Initially, the two bond over bad music, a shared interest in surfing and their mutual love of finless porpoises. After Minato disappears, Hinako withdraws and moves away from the ocean, slowly working up the nerve to surf again — and when she does, it’s in the most extravagantly over-the-top way imaginable, catching a wave so epic, it could only be depicted via animation.
For Yuasa, playing so much by formula smacks of compromise, as if a punk auteur like John Waters or Gregg Araki had agreed to adapt a Nicholas Sparks novel. Then again, being defiantly unusual will only get you so far in this industry, and judging by “Ride Your Wave,” Yuasa also wants to be popular — perhaps more than any among his hipster contingent of existing fans might have guessed. But who can blame him after Shinkai’s “Your Name” shattered practically every box office record in Japan?
That film showed the sky’s-the-limit commercial potential of a medium in which Yuasa’s films have felt almost like a kind of outsider art — although his Annecy-winning 2017 feature “Lu Over the Wall” certainly pointed in this direction. Here, we feel him reaching for relevance, although the effect is so nauseatingly twee at times, it can be hard to take the film seriously. When Hinako and Minato are first shown falling in love, they share a sequence of experiences so generic, it suggests the background footage that plays behind karaoke videos: fireworks shows, sunset walks on the beach, paragliding, taking super-cute selfies together and (somewhat surprisingly, given the medium) soft-focus, golden-lit s-e-x.
Later on, after Hinako figures out that humming their song is all it takes to see Minato again, the movie offers a parody version of similar activities. Only this time, Hinako has devised a hilarious way to bring him along “in spirit.” Cue a second montage, even more Instagram-perfect than the first, in which they try on clothes, rent a rowboat, sing karaoke and so forth, doing all of these activities while he floats in the giant porpoise-shaped balloon she drags along to contain him — and while singing that “Brand New Story” song at every turn. If your ears had teeth, the insipid tune would give them cavities, although it’s pretty much the right sound for the movie’s super-perky sensibility.
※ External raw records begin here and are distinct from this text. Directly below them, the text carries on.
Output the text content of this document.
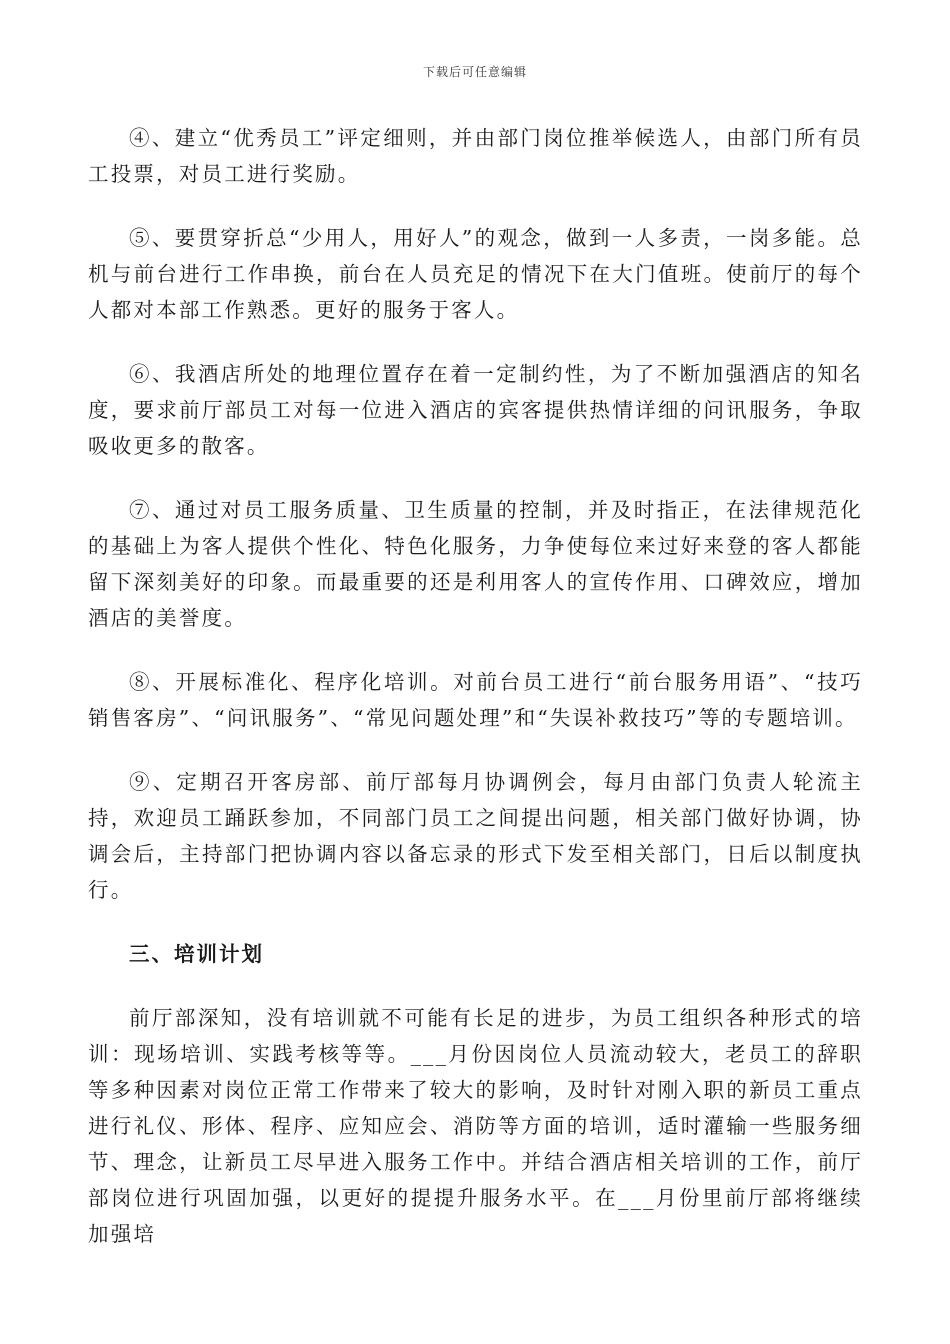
下载后可任意编辑

④、建立“优秀员工”评定细则，并由部门岗位推举候选人，由部门所有员工投票，对员工进行奖励。

⑤、要贯穿折总“少用人，用好人”的观念，做到一人多责，一岗多能。总机与前台进行工作串换，前台在人员充足的情况下在大门值班。使前厅的每个人都对本部工作熟悉。更好的服务于客人。

⑥、我酒店所处的地理位置存在着一定制约性，为了不断加强酒店的知名度，要求前厅部员工对每一位进入酒店的宾客提供热情详细的问讯服务，争取吸收更多的散客。

⑦、通过对员工服务质量、卫生质量的控制，并及时指正，在法律规范化的基础上为客人提供个性化、特色化服务，力争使每位来过好来登的客人都能留下深刻美好的印象。而最重要的还是利用客人的宣传作用、口碑效应，增加酒店的美誉度。

⑧、开展标准化、程序化培训。对前台员工进行“前台服务用语”、“技巧销售客房”、“问讯服务”、“常见问题处理”和“失误补救技巧”等的专题培训。

⑨、定期召开客房部、前厅部每月协调例会，每月由部门负责人轮流主持，欢迎员工踊跃参加，不同部门员工之间提出问题，相关部门做好协调，协调会后，主持部门把协调内容以备忘录的形式下发至相关部门，日后以制度执行。

三、培训计划

前厅部深知，没有培训就不可能有长足的进步，为员工组织各种形式的培训：现场培训、实践考核等等。___月份因岗位人员流动较大，老员工的辞职等多种因素对岗位正常工作带来了较大的影响，及时针对刚入职的新员工重点进行礼仪、形体、程序、应知应会、消防等方面的培训，适时灌输一些服务细节、理念，让新员工尽早进入服务工作中。并结合酒店相关培训的工作，前厅部岗位进行巩固加强，以更好的提提升服务水平。在___月份里前厅部将继续加强培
By almost any measure, the film lays the romance on way too thick upfront, but that no doubt felt necessary considering that it was not meant to last forever. Still, the movie goes overboard in making the dead boyfriend seem perfect, to the extent that the former firefighter even continues saving lives in his new form. Sooner or later, Hinako will have to learn to face the world on her own, which is where the tension finally arises before this dopey film reaches its sappy conclusion — by showing its heroine, so effortless on water, “learning to ride life’s waves too.”